The article in Nature discusses this in relation to chemotherapy based on platinum. According to Markowetz, copy number variations can be utilised to distinguish between patients who react to platinum chemotherapy and those that don’t.
Macintyre says, some of the pharmacological targets found in the Nature study are brand new, and pertinent treatments will probably emerge within the next 10 years. Other targets, however, already have medicines in the early stages of development, which may make early drug development more effective, he claims.
According to Macintyre, the use of copy number variations is particularly important since it may be used to find medication targets that are effective against a variety of tumours, setting it apart from other precision medicines that frequently focus on gene mutations. He argues that they are constrained by the precision and patient population, whereas copy number alterations may assist larger patient populations.
At the Cambridge subsidiary, Tailor Bio, Markowetz and Macintyre are currently using this technique to create novel medicines. The startup, according to Markowetz, the technical head, is currently raising seed money. According to Degasperi, the Nik-Zainal study was able to identify new signs, many of which are uncommon, due to the high number of sequenced samples. Some people might benefit from this, he continues, even if only a small number of these uncommon mutational signatures indicate an effective treatment for a particular illness.
Indeed, according to Professor of Genetics at Stanford University, Michael Snyder, PhD, concentrating on mutational burden is crucial for studies connected to cancer and tailored treatment. High mutational loads can now be used to predict immunotherapy responses. According to Snyder, it may one day be used to create tailored cancer vaccinations, some of which are based on extremely precise sequences. But he also asserts that the creation of medications using these techniques will lag behind their application to current treatments.
Concerns about the use of genomic data still exist
But several important issues are still unresolved. According to Degasperi, many mutational signature patterns’ origins are still unclear.

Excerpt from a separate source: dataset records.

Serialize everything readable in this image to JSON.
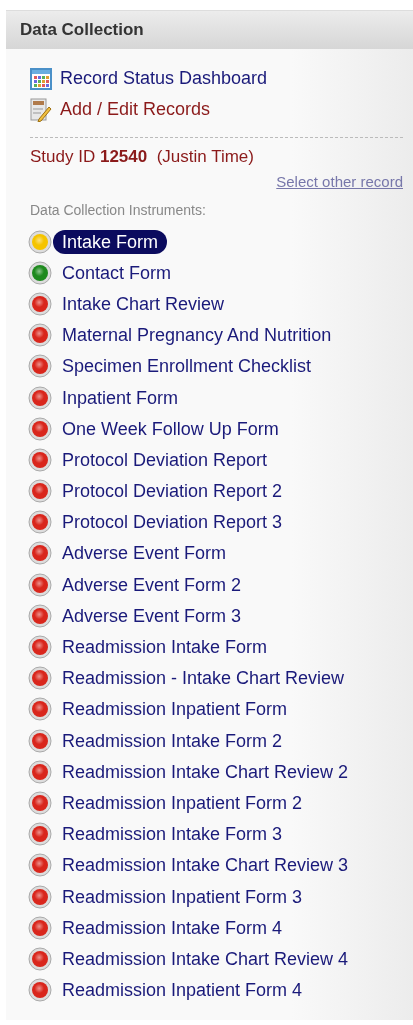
{
  "panel": {
    "title": "Data Collection"
  },
  "links": [
    {
      "kind": "dashboard",
      "label": "Record Status Dashboard"
    },
    {
      "kind": "edit",
      "label": "Add / Edit Records"
    }
  ],
  "record": {
    "prefix": "Study ID",
    "id": "12540",
    "name": "(Justin Time)",
    "select_link": "Select other record"
  },
  "instruments_label": "Data Collection Instruments:",
  "instruments": [
    {
      "label": "Intake Form",
      "color": "#f5c400",
      "selected": true
    },
    {
      "label": "Contact Form",
      "color": "#1e8a1e",
      "selected": false
    },
    {
      "label": "Intake Chart Review",
      "color": "#d9261c",
      "selected": false
    },
    {
      "label": "Maternal Pregnancy And Nutrition",
      "color": "#d9261c",
      "selected": false
    },
    {
      "label": "Specimen Enrollment Checklist",
      "color": "#d9261c",
      "selected": false
    },
    {
      "label": "Inpatient Form",
      "color": "#d9261c",
      "selected": false
    },
    {
      "label": "One Week Follow Up Form",
      "color": "#d9261c",
      "selected": false
    },
    {
      "label": "Protocol Deviation Report",
      "color": "#d9261c",
      "selected": false
    },
    {
      "label": "Protocol Deviation Report 2",
      "color": "#d9261c",
      "selected": false
    },
    {
      "label": "Protocol Deviation Report 3",
      "color": "#d9261c",
      "selected": false
    },
    {
      "label": "Adverse Event Form",
      "color": "#d9261c",
      "selected": false
    },
    {
      "label": "Adverse Event Form 2",
      "color": "#d9261c",
      "selected": false
    },
    {
      "label": "Adverse Event Form 3",
      "color": "#d9261c",
      "selected": false
    },
    {
      "label": "Readmission Intake Form",
      "color": "#d9261c",
      "selected": false
    },
    {
      "label": "Readmission - Intake Chart Review",
      "color": "#d9261c",
      "selected": false
    },
    {
      "label": "Readmission Inpatient Form",
      "color": "#d9261c",
      "selected": false
    },
    {
      "label": "Readmission Intake Form 2",
      "color": "#d9261c",
      "selected": false
    },
    {
      "label": "Readmission Intake Chart Review 2",
      "color": "#d9261c",
      "selected": false
    },
    {
      "label": "Readmission Inpatient Form 2",
      "color": "#d9261c",
      "selected": false
    },
    {
      "label": "Readmission Intake Form 3",
      "color": "#d9261c",
      "selected": false
    },
    {
      "label": "Readmission Intake Chart Review 3",
      "color": "#d9261c",
      "selected": false
    },
    {
      "label": "Readmission Inpatient Form 3",
      "color": "#d9261c",
      "selected": false
    },
    {
      "label": "Readmission Intake Form 4",
      "color": "#d9261c",
      "selected": false
    },
    {
      "label": "Readmission Intake Chart Review 4",
      "color": "#d9261c",
      "selected": false
    },
    {
      "label": "Readmission Inpatient Form 4",
      "color": "#d9261c",
      "selected": false
    }
  ]
}
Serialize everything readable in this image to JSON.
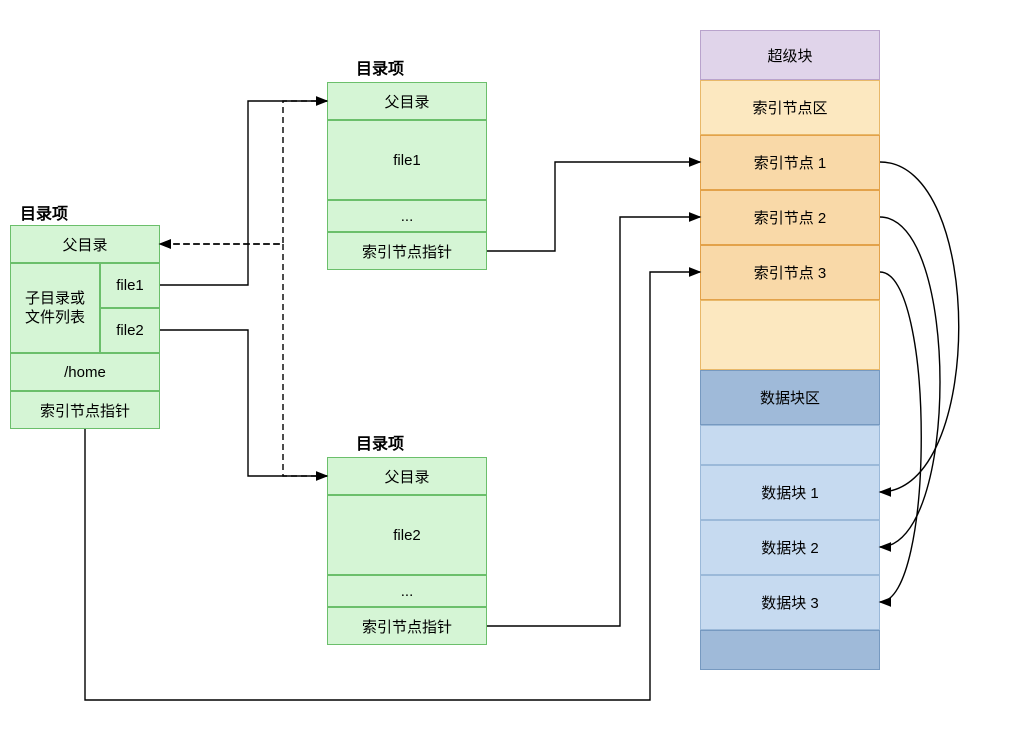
{
  "diagram": {
    "dirEntry": {
      "title": "目录项",
      "parent": "父目录",
      "childrenLabel": "子目录或\n文件列表",
      "file1": "file1",
      "file2": "file2",
      "home": "/home",
      "inodePtr": "索引节点指针"
    },
    "dirEntryFile1": {
      "title": "目录项",
      "parent": "父目录",
      "name": "file1",
      "ellipsis": "...",
      "inodePtr": "索引节点指针"
    },
    "dirEntryFile2": {
      "title": "目录项",
      "parent": "父目录",
      "name": "file2",
      "ellipsis": "...",
      "inodePtr": "索引节点指针"
    },
    "disk": {
      "superBlock": "超级块",
      "inodeArea": "索引节点区",
      "inode1": "索引节点 1",
      "inode2": "索引节点 2",
      "inode3": "索引节点 3",
      "dataArea": "数据块区",
      "data1": "数据块 1",
      "data2": "数据块 2",
      "data3": "数据块 3"
    }
  }
}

The proper medicine can be found, he says, if certain of these characteristics are caused by particular DNA repair errors that can be replicated in the lab.
An algorithm called Signature Fit Multi-Step, created by Degasperi and his colleagues, can recognise both common and uncommon signatures. He identifies the need for such infrastructure development as a challenge that calls for financial commitment, training, and perhaps even regulation in the area of data safety.
According to Macintyre, similar difficulties arise when attempting to identify and quantify the causes of chromosomal instability. He notes that while some of these changes are happening and would be preferable to target, others could have occurred 20 years ago and have no therapeutic relevance. In this sense, single-cell whole genetic analysis would be necessary to distinguish between the two.
Accessing research funding for such cancer-agnostic techniques, which are less desirable to potential investors, might be difficult because it is frequently focused on single-target approaches. Inspite of the fact that getting this financed demands a shift in attitude for venture capital and investors, and that is a huge barrier, he claims, they have a very broad system that has the ability to work across cancer kinds and for various medications.